Yani, hangi tarafından bakılsa, tam organize bir 'cânîlik' karşısındayız..

Bu konu, toplumun uyanmasına yardım edecek inşaallah.. İstiyoruz ki, çocuklarımızı okullarına ve hattâ sokakta arkadaşlarıyla oynamaya bile göndermekte korkusuz olalım..'

*Manisa'dan Kâmile Suskun isimli kardeşimiz de diyor ki: 'Okuyucuların dış dünyada olup bitenlerden de haberdar ediyorsunuz.. Burada bizim arkadaşlar, Amerika'da 5 Kasım günü yapılacak Başkanlık seçiminde esi başkan Trump ile Başkan Yard.
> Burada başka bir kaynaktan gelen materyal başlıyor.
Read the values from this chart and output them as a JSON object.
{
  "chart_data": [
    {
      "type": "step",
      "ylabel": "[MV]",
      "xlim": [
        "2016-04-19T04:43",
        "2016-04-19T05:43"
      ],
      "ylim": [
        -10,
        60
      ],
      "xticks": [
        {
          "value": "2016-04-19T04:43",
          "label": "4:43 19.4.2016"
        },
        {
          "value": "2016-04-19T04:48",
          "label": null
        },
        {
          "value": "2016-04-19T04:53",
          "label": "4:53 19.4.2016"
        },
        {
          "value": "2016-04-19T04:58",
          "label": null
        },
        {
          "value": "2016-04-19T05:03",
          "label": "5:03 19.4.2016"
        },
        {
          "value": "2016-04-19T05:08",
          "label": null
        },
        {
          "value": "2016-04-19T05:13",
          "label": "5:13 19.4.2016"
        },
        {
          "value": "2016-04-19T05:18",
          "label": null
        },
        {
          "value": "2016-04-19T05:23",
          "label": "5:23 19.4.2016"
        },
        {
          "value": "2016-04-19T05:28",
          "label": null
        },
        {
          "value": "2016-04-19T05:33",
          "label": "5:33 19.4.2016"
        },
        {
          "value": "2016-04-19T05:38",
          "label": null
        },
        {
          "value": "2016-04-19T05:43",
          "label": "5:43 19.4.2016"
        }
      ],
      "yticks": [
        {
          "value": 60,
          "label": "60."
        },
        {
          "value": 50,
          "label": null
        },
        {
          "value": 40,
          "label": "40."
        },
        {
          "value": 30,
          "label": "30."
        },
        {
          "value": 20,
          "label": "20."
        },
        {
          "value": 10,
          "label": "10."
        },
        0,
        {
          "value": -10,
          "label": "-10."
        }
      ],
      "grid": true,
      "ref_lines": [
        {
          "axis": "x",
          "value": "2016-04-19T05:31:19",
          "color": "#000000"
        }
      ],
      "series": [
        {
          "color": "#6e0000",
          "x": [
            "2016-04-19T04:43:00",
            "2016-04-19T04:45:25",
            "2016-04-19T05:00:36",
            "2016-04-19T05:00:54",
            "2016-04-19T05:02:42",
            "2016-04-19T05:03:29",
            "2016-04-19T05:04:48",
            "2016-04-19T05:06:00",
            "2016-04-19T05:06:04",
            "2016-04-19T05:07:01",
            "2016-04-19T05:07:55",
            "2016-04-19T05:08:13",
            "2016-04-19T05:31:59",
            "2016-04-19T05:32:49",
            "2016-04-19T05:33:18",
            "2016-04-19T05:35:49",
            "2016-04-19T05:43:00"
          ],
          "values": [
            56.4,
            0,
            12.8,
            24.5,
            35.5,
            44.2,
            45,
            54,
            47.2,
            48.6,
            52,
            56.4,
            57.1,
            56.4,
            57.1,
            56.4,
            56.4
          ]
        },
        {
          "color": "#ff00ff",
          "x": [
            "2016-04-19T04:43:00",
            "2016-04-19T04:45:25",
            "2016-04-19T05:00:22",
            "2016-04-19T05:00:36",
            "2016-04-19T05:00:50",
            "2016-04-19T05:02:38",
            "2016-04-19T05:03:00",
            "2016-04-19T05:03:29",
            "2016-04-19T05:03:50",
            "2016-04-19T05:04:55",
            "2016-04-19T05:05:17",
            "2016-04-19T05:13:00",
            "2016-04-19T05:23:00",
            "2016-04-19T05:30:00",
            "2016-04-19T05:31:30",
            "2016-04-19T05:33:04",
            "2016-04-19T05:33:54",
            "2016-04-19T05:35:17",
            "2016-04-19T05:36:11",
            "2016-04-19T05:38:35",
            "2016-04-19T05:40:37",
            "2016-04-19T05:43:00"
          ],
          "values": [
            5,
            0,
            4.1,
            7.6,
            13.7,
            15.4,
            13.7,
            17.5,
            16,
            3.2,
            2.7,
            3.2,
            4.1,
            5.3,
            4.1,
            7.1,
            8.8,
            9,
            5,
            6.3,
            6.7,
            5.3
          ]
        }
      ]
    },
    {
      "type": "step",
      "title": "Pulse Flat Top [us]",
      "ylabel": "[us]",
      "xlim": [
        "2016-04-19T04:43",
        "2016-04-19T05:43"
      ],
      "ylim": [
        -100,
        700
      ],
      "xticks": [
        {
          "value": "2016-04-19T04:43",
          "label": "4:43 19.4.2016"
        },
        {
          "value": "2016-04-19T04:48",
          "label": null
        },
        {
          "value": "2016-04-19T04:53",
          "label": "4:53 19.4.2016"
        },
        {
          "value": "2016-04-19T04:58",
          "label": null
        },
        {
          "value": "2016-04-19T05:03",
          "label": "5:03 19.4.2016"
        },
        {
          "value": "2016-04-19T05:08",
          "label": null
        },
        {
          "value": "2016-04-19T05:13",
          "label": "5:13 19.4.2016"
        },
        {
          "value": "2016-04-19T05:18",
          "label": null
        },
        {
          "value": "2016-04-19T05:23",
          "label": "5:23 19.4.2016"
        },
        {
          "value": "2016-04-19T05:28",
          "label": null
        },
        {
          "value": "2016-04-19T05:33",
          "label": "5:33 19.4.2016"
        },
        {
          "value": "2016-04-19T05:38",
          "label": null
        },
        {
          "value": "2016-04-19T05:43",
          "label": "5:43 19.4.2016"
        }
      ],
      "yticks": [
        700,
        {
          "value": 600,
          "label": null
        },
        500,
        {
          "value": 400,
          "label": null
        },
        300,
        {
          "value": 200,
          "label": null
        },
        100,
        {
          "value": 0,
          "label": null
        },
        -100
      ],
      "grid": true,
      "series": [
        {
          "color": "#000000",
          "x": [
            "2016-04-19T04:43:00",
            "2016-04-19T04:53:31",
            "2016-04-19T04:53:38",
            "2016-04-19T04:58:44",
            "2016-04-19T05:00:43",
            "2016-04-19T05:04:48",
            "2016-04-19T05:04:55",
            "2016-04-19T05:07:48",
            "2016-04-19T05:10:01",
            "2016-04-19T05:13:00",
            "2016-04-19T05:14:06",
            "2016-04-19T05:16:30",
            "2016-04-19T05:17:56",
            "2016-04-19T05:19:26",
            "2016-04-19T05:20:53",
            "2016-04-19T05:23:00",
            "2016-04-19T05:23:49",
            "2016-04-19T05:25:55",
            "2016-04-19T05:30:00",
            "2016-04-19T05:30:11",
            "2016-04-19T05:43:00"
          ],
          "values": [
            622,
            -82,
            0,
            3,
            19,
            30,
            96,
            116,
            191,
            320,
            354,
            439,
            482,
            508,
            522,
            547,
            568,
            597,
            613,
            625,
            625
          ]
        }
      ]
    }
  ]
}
Kamala Harris arasındaki kıyasıya mücadeleye, bazı arkadaşlar benim Kâmile olan adımla Kamala arasında bir fonetik/ ses benzerliği kurarak, 'kimden yanasın?. ' diye takılıyorlar.. Biliyorum, emperyalizmin amiral gemisine gelmesi muhtemel bu iki isimden al birini, vur diğerine.. Ama, Kamala'nın, yine de, 'Evet İsrail'in kendini savunma hakkı vardır, ama, bu kadar çok sivil insanın öldürülmüş olması kabul edilemez' , demesine bakarak, Trump'tan önde denilebilir mi?'

--Evet, bu okuyucu hanım kardeşimiz de böyle diyor..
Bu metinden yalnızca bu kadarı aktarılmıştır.